Vorige week was er op de school een welsprekendheidstoernooi. Tijdens de pauze speelde een leerling van Marokkaanse origine prachtige pianomuziek. Na afloop ging ik hem persoonlijk feliciteren in het bijzijn van zijn vader, die “aan de stad werkte”. Ik vroeg hem hoe het kwam dat zijn zoon, die in het laatste jaar wiskunde-wetenschappen zit en zich voorbereidt op het ingangsexamen geneeskunde, wel slaagt waar velen met een gelijke achtergrond falen. De vader antwoordde mij dat dit alles te maken heeft met het feit dat de school hem destijds vertrouwen had geschonken toen hij zijn kinderen inschreef. Hij was blij dat zijn kinderen niet op een concentratieschool terechtgekomen waren, want een dergelijke school was volgens hem fnuikend voor het studierendement. Een school moest volgens hem voldoende aandacht kunnen schenken aan elke leerling en daarom mag er geen hoge concentratie zijn van leerlingen met leer- of gedragsproblemen.

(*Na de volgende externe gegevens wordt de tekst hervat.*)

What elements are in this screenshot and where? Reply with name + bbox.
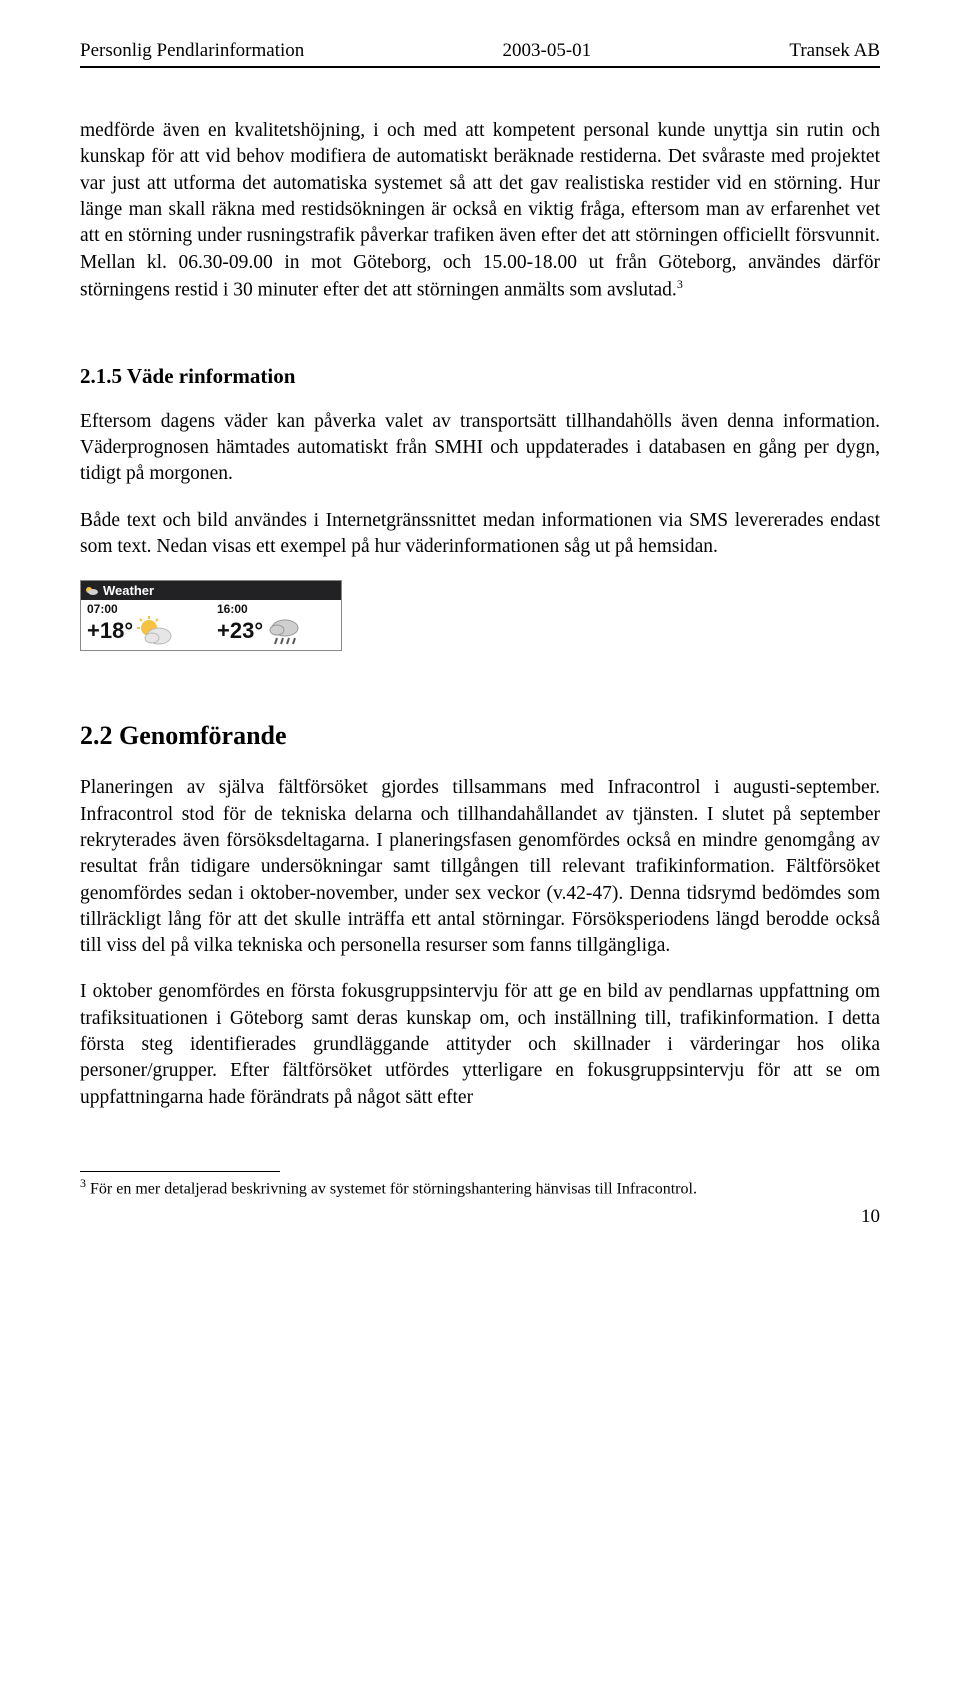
weather-temp-0: +18° [87, 618, 133, 644]
weather-title-label: Weather [103, 583, 154, 598]
paragraph-5: I oktober genomfördes en första fokusgru… [80, 979, 880, 1111]
weather-cell-0: 07:00 +18° [81, 600, 211, 650]
rain-cloud-icon [267, 616, 303, 646]
footnote-rule [80, 1171, 280, 1172]
weather-temp-1: +23° [217, 618, 263, 644]
header-center: 2003-05-01 [503, 40, 592, 62]
page-header: Personlig Pendlarinformation 2003-05-01 … [80, 40, 880, 62]
weather-body: 07:00 +18° [81, 600, 341, 650]
weather-title-icon [85, 585, 99, 597]
paragraph-4: Planeringen av själva fältförsöket gjord… [80, 775, 880, 959]
weather-time-0: 07:00 [87, 602, 205, 616]
footnote-3: 3 För en mer detaljerad beskrivning av s… [80, 1176, 880, 1198]
section-2-1-5-heading: 2.1.5 Väde rinformation [80, 364, 880, 389]
weather-widget: Weather 07:00 +18° [80, 580, 342, 651]
footnote-ref-3: 3 [677, 277, 683, 291]
paragraph-3: Både text och bild användes i Internetgr… [80, 508, 880, 561]
paragraph-1-text: medförde även en kvalitetshöjning, i och… [80, 120, 880, 300]
sun-cloud-icon [137, 616, 173, 646]
footnote-text: För en mer detaljerad beskrivning av sys… [86, 1180, 697, 1197]
paragraph-1: medförde även en kvalitetshöjning, i och… [80, 118, 880, 304]
weather-cell-1: 16:00 +23° [211, 600, 341, 650]
header-left: Personlig Pendlarinformation [80, 40, 304, 62]
weather-titlebar: Weather [81, 581, 341, 600]
section-2-2-heading: 2.2 Genomförande [80, 721, 880, 751]
page-number: 10 [80, 1206, 880, 1228]
paragraph-2: Eftersom dagens väder kan påverka valet … [80, 409, 880, 488]
header-rule [80, 66, 880, 68]
weather-time-1: 16:00 [217, 602, 335, 616]
document-page: Personlig Pendlarinformation 2003-05-01 … [0, 0, 960, 1268]
header-right: Transek AB [789, 40, 880, 62]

Daarbovenop komen soms ook nog de financiële problemen. Terwijl in het basisonderwijs de maximumfactuur bestaat, is dit niet het geval voor de schoolrekeningen van het secundair onderwijs. Deze uitgaven hebben voornamelijk betrekking op schoolmateriaal (kopieerwerk), cafetariagebruik en schooluitstappen.

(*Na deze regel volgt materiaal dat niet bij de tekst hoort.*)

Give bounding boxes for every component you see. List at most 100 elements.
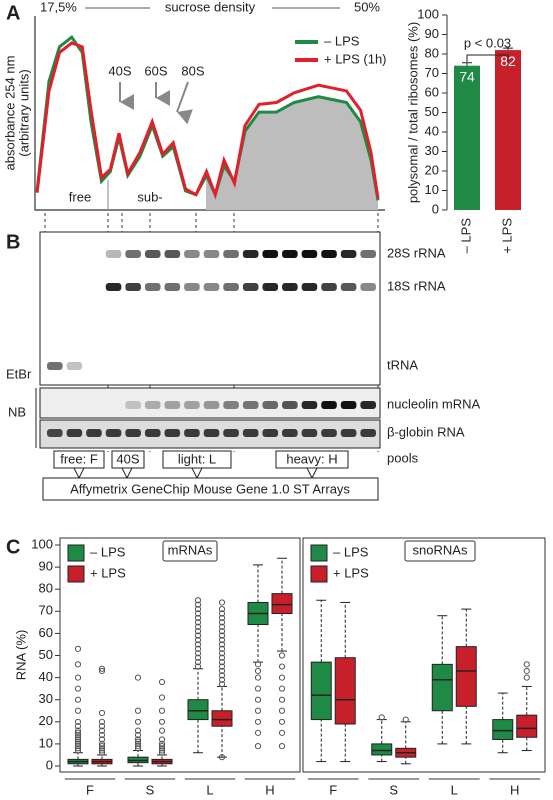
outlier — [194, 659, 202, 666]
outlier — [158, 749, 166, 756]
x-tick-label: S — [146, 782, 155, 797]
legend-label: – LPS — [90, 544, 126, 559]
outlier — [158, 718, 166, 725]
gel-band — [282, 401, 298, 409]
plot-frame — [302, 537, 546, 773]
gel-band — [164, 429, 181, 437]
gel-band — [223, 401, 239, 409]
arrays-label: Affymetrix GeneChip Mouse Gene 1.0 ST Ar… — [70, 481, 350, 496]
outlier — [194, 632, 202, 639]
gel-band — [301, 429, 318, 437]
outlier — [218, 605, 226, 613]
outlier — [194, 645, 202, 652]
gel-band — [203, 429, 220, 437]
value-label: 74 — [459, 68, 475, 84]
outlier — [134, 731, 142, 739]
x-tick-label: L — [451, 782, 458, 797]
outlier — [98, 749, 106, 756]
outlier — [74, 734, 82, 741]
outlier — [194, 601, 202, 608]
error-bar — [462, 62, 472, 66]
y-tick-label: 90 — [39, 559, 53, 574]
y-tick-label: 10 — [39, 735, 53, 750]
gel-band — [47, 429, 63, 437]
outlier — [74, 718, 82, 725]
legend-label: + LPS (1h) — [324, 51, 387, 66]
gel-band — [125, 429, 141, 437]
outlier — [98, 747, 106, 754]
gel-band — [262, 283, 279, 291]
outlier — [218, 619, 226, 626]
outlier — [194, 619, 202, 626]
gel-band — [360, 250, 376, 258]
gel-band — [184, 283, 200, 291]
peak-label: 40S — [108, 63, 131, 78]
error-bar — [503, 47, 513, 51]
outlier — [278, 685, 286, 692]
gel-band — [301, 401, 318, 409]
gel-band — [223, 283, 239, 291]
outlier — [278, 707, 286, 714]
outlier — [98, 709, 106, 717]
outlier — [74, 696, 82, 703]
gel-band — [321, 250, 337, 258]
gel-band — [47, 362, 63, 370]
box — [431, 663, 453, 712]
outlier — [74, 685, 82, 692]
outlier — [278, 743, 286, 750]
y-tick-label: 20 — [425, 162, 439, 177]
gel-band — [321, 401, 337, 409]
gel-band — [105, 283, 122, 291]
outlier — [98, 745, 106, 752]
peak-label: 60S — [144, 63, 167, 78]
outlier — [158, 736, 166, 743]
gel-band — [105, 429, 122, 437]
outlier — [218, 645, 226, 652]
gel-band — [223, 429, 239, 437]
pool-label: light: L — [178, 451, 216, 466]
outlier — [218, 623, 226, 630]
region-label: sub- — [137, 189, 162, 204]
y-tick-label: 0 — [432, 201, 439, 216]
title-box — [162, 540, 218, 562]
gel-band — [282, 283, 298, 291]
outlier — [74, 661, 82, 668]
outlier — [254, 707, 262, 714]
gel-band — [66, 429, 83, 437]
y-tick-label: 70 — [425, 65, 439, 80]
outlier — [158, 745, 166, 752]
annotation: p < 0.03 — [464, 35, 511, 50]
gel-band — [184, 250, 200, 258]
gel-band — [203, 401, 220, 409]
legend-label: + LPS — [90, 565, 126, 580]
box — [211, 710, 233, 727]
outlier — [158, 743, 166, 750]
region-label: free — [69, 189, 91, 204]
band-label: 18S rRNA — [387, 278, 446, 293]
outlier — [254, 674, 262, 681]
outlier — [74, 707, 82, 714]
bar — [454, 65, 480, 210]
y-tick-label: 10 — [425, 182, 439, 197]
y-label: polysomal / total ribosomes (%) — [405, 22, 420, 203]
title-box — [404, 540, 476, 562]
gel-band — [282, 429, 298, 437]
gel-band — [340, 429, 357, 437]
box — [492, 719, 514, 740]
outlier — [194, 650, 202, 657]
y-label: absorbance 254 nm — [2, 56, 17, 171]
outlier — [158, 707, 166, 714]
outlier — [74, 745, 82, 752]
y-tick-label: 20 — [39, 713, 53, 728]
plot-title: snoRNAs — [413, 542, 468, 557]
outlier — [74, 747, 82, 754]
outlier — [218, 667, 226, 675]
pools-label: pools — [387, 450, 419, 465]
outlier — [194, 597, 202, 604]
outlier — [278, 696, 286, 703]
outlier — [134, 745, 142, 752]
outlier — [254, 718, 262, 725]
pool-boxes — [42, 450, 379, 501]
y-tick-label: 100 — [31, 536, 53, 551]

Traditioneel bedraagt het saldo van de leerlingenrekeningen met een achterstand van zes maanden in het college ongeveer 4 procent. Het laatste jaar hebben we dit bedrag voor het eerst in vele jaren zien dalen, zodat het percentage van 4 procent naar 3,75 procent is gezakt. Dat is niet toevallig. De school zocht bewust meer telefonisch contact met de ouders die betaalproblemen hadden. Dat leidde ertoe dat soms de grootouders bereid waren financieel bij te dragen of dat er een betalingsplan met maandelijkse aflossing werd afgesproken.

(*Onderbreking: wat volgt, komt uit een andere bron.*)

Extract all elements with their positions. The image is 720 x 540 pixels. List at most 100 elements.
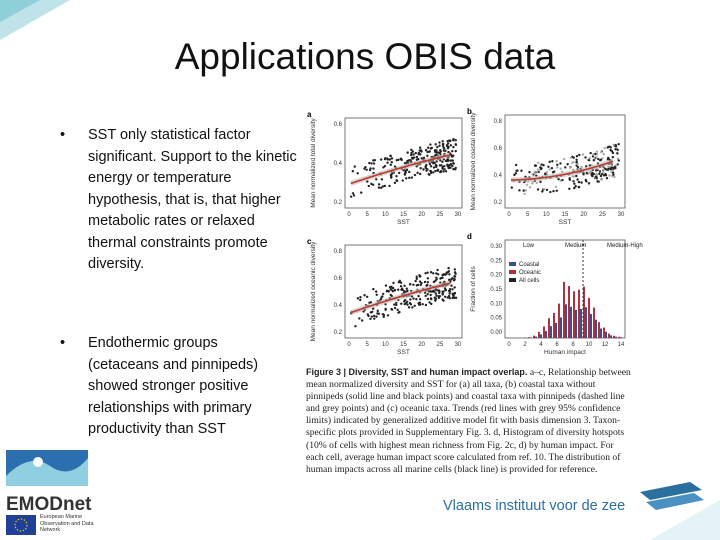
scatter-dot	[439, 150, 442, 153]
scatter-dot	[549, 190, 552, 194]
scatter-dot	[436, 169, 440, 172]
scatter-dot	[429, 297, 433, 300]
corner-decoration	[650, 500, 720, 540]
emodnet-wave	[6, 458, 88, 486]
legend-swatch	[509, 278, 516, 282]
scatter-dot	[390, 161, 393, 164]
scatter-dot	[556, 166, 559, 169]
plot-frame	[504, 114, 626, 209]
scatter-dot	[397, 311, 400, 314]
y-tick-label: 0.8	[494, 119, 503, 125]
emodnet-name: EMODnet	[6, 494, 92, 515]
scatter-dot	[443, 168, 446, 171]
scatter-dot	[613, 175, 616, 179]
scatter-dot	[568, 166, 572, 169]
hist-bar	[565, 304, 567, 338]
scatter-dot	[446, 143, 449, 147]
scatter-dot	[536, 168, 540, 171]
hist-bar	[568, 286, 570, 338]
scatter-dot	[384, 284, 388, 287]
x-tick-label: 15	[400, 212, 407, 218]
scatter-dot	[442, 147, 446, 150]
x-tick-label: 6	[555, 342, 559, 348]
scatter-dot	[609, 148, 612, 152]
scatter-dot	[399, 285, 403, 288]
scatter-dot	[588, 156, 591, 160]
scatter-dot	[556, 163, 559, 166]
scatter-dot	[396, 308, 399, 312]
scatter-dot	[598, 172, 601, 176]
hist-bar	[560, 317, 562, 338]
scatter-dot	[375, 178, 378, 181]
y-tick-label: 0.15	[490, 287, 502, 293]
scatter-dot	[419, 167, 422, 170]
scatter-dot	[441, 160, 444, 164]
scatter-dot	[573, 182, 576, 185]
scatter-dot	[391, 286, 395, 290]
scatter-dot	[595, 155, 598, 159]
scatter-dot	[592, 159, 596, 162]
scatter-dot	[447, 266, 450, 270]
scatter-dot	[395, 301, 398, 305]
scatter-dot	[592, 172, 595, 176]
scatter-dot	[359, 296, 362, 299]
scatter-dot	[426, 150, 429, 154]
legend-label: All cells	[519, 278, 539, 284]
trend-line	[510, 160, 614, 181]
y-tick-label: 0.4	[334, 303, 343, 309]
x-tick-label: 4	[539, 342, 543, 348]
vliz-logo	[640, 482, 702, 500]
hist-bar	[615, 336, 617, 338]
scatter-dot	[388, 184, 391, 188]
scatter-dot	[449, 159, 452, 162]
scatter-dot	[395, 159, 398, 162]
scatter-dot	[611, 156, 615, 159]
scatter-dot	[577, 185, 580, 189]
scatter-dot	[414, 279, 417, 283]
scatter-dot	[525, 183, 529, 186]
x-tick-label: 30	[618, 212, 625, 218]
scatter-dot	[396, 288, 400, 291]
bullet-text: SST only statistical factor significant.…	[88, 127, 297, 272]
x-tick-label: 0	[507, 342, 511, 348]
scatter-dot	[585, 172, 588, 175]
scatter-dot	[453, 286, 456, 289]
scatter-dot	[432, 171, 435, 174]
hist-bar	[573, 291, 575, 338]
scatter-dot	[351, 192, 355, 195]
scatter-dot	[363, 294, 366, 297]
scatter-dot	[419, 153, 422, 156]
scatter-dot	[523, 192, 526, 196]
y-tick-label: 0.6	[334, 122, 343, 128]
scatter-dot	[447, 278, 451, 282]
scatter-dot	[367, 184, 370, 188]
scatter-dot	[550, 166, 554, 170]
scatter-dot	[576, 178, 579, 181]
scatter-dot	[601, 157, 604, 160]
hist-bar	[575, 309, 577, 338]
scatter-dot	[452, 296, 455, 299]
scatter-dot	[376, 309, 379, 313]
scatter-dot	[572, 156, 575, 159]
y-tick-label: 0.30	[490, 244, 502, 250]
scatter-dot	[428, 162, 432, 166]
scatter-dot	[520, 169, 523, 172]
hist-bar	[603, 327, 605, 338]
scatter-dot	[352, 194, 356, 197]
scatter-dot	[536, 188, 540, 191]
scatter-dot	[548, 168, 551, 171]
scatter-dot	[444, 159, 448, 163]
scatter-dot	[451, 149, 454, 153]
scatter-dot	[610, 164, 614, 167]
plot-frame	[344, 244, 463, 339]
scatter-dot	[392, 281, 395, 285]
scatter-dot	[531, 181, 534, 184]
hist-bar	[555, 322, 557, 338]
zone-label: Low	[523, 243, 535, 249]
scatter-dot	[533, 171, 536, 174]
scatter-dot	[389, 154, 392, 158]
scatter-dot	[432, 166, 436, 169]
scatter-dot	[359, 298, 362, 302]
zone-label: Medium	[565, 243, 586, 249]
scatter-dot	[408, 176, 411, 180]
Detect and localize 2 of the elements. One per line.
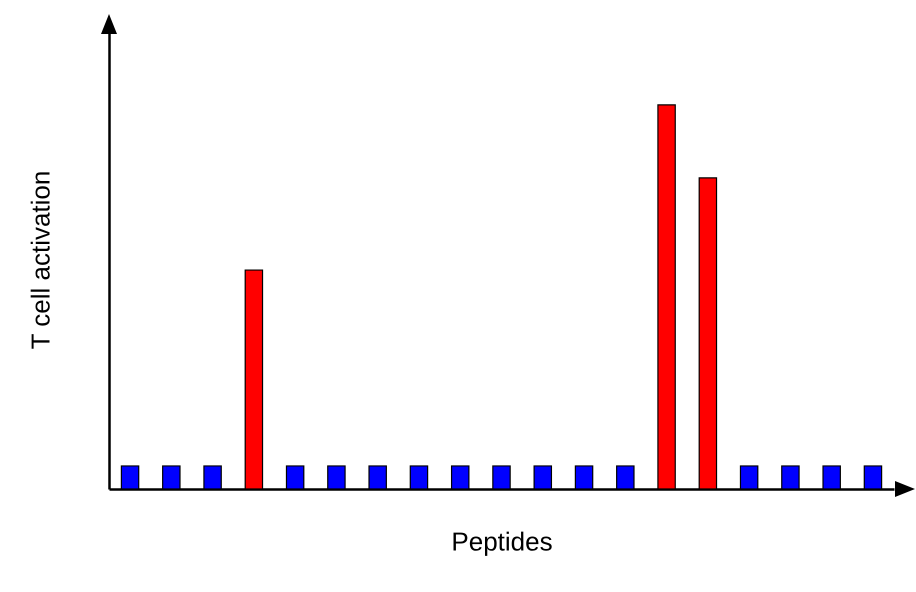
y-axis-title: T cell activation: [26, 170, 56, 350]
x-axis-title: Peptides: [451, 526, 553, 556]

Af en toe, als ouders echt geen uitweg zien, komt het sociaal fonds (eigenlijk een gift van een religieuze) anoniem tussen om hun kind te helpen. Op die manier kon onlangs toch een leerling mee naar Berlijn. Zo willen we zeker vermijden dat leerlingen zich ziek zouden melden, uit pure schaamte omdat ze de schooluitstap niet kunnen betalen. Een echte dialoogschool weet dan ook tijdig de signalen uit arme gezinnen op te vangen en daar een mouw aan te passen.